Financial stocks and sector-related exchange traded funds were higher Tuesday despite signs that Wall Street banks were bracing for more trouble ahead as the coronavirus pandemic continues to run its course through the economy.

The widely observed Financial Select Sector SPDR (NYSEArca: XLF) was up 0.5% toward the end of Tuesday’s session, paring earlier losses.

Weighing on the financial sector, J.P. Morgan (NYSE: JPM), Chase & Co., Citigroup (NYSE: C) and Wells Fargo (NYSE: WFC) all revealed they took a blow to their second-quarter profits as they collectively set aside $28 billion for a rainy day fund to cover potential losses on consumers and businesses that began to default on loans, following the widespread shutdown measures to contain the Covid-19 outbreak, the Wall Street Journal reports.

The more aggressive provisions amount to a sharp jump above what they initially stowed away in the first three months of the year, revealing a shift in sentiment over the length and severity of the pandemic’s economic fallout. For instance, JPMorgan, the largest U.S. bank by assets, stated it put away extra to prep for an elevated unemployment rate that could remain at double-digit levels well into next year, along with slower recovery in the gross domestic product than economists projected three months ago.
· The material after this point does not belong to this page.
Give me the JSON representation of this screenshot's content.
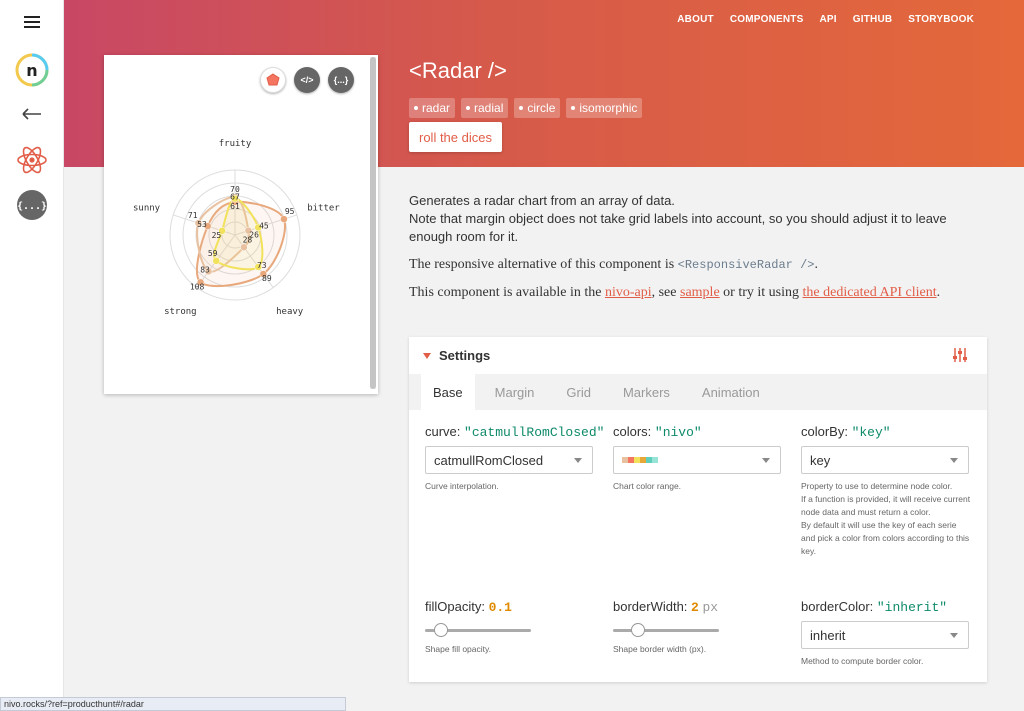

“This is not a normal recession,” James Dimon, JPMorgan’s chief executive, told the WSJ. “The recessionary part of this you’re going to see down the road.”

Banks have generated big profits lending to consumers and companies eager to take advantage of low-interest rates in the wake of the previous financial downturn. Ss we headed into the current Great Shutdown, Americans held record amounts of auto loans, credit-card debt, and student loans, while corporate debt also hit record levels. Given the current environment, many of these loans are now at risk.

“The pandemic has a grip on the economy, and it doesn’t seem likely to loosen until vaccines are widely available,” Citigroup Chief Executive Michael Corbat told the WSJ.